Background: A recent randomized trial showed that pretreatment of the brain-dead donor with low-dose dopamine improves immediate kidney graft function, by limiting injury from cold storage (ClinicalTrials.gov Identifier: NCT00115115). This study determines whether donor exposure to desmopressin (1-deamino-8-d-arginine-vasopressin [DDAVP]) before organ retrieval affects renal transplant outcome.
Methods: This retrospective multicenter cohort study, nested in the database of the dopamine trial, includes 264 deceased heart-beating donors with confirmed brain death and corresponding 487 renal allograft recipients transplanted at 60 European centers between March 2004 and August 2007. We assessed differences in delayed graft function, biopsy-proven acute rejections, and 2-year kidney graft survival in recipients of a DDAVP-exposed versus unexposed graft.
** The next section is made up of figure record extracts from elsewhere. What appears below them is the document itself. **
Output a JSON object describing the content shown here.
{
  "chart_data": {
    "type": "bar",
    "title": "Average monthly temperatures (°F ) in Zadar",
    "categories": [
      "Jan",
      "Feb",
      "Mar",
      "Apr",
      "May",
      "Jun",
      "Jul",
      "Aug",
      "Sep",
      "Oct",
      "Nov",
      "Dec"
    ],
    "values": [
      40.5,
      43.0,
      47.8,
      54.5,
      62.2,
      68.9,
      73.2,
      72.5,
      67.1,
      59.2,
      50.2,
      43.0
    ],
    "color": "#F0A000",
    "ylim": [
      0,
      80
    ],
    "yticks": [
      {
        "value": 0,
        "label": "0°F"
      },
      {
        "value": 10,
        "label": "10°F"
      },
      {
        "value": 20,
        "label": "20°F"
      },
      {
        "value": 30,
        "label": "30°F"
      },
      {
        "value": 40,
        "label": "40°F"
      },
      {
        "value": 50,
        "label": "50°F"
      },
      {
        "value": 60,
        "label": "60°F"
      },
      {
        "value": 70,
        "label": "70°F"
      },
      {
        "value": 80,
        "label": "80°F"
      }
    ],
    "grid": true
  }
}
Results: DDAVP was associated with improved graft survival (85.4% vs. 73.6%, P=0.003). This survival benefit persisted after censoring for death with functioning graft (91.1% vs. 82.0%, P=0.01) and after adjustment for confounders including covariate adjustment from propensity scoring (hazard ratio 0.40, 95% confidence interval [CI] 0.21-0.77; P=0.006). Delayed graft function (odds ratio 0.97, 95% CI 0.57-1.65; P=0.92) and biopsy-proven acute rejections (odds ratio 1.32, 95% CI 0.70-2.49; P=0.40) were unaffected. The survival effect was enhanced after a shorter cold ischemic time less than 14 hr (91.3% vs. 77.8%, P=0.008) and after dopamine pretreatment (92.7% vs. 78.6%, P=0.006). By contrast, prolonged cold ischemic time more than or equal to 14 hr (91.2% vs. 86.5%, P=0.39) and assignment to the nondopamine group (89.7% vs. 84.8%, P=0.37) abrogated the survival advantage.
Conclusions: Donor DDAVP seems to improve renal allograft survival. Combined use of donor DDAVP and low-dose dopamine should receive further evaluation.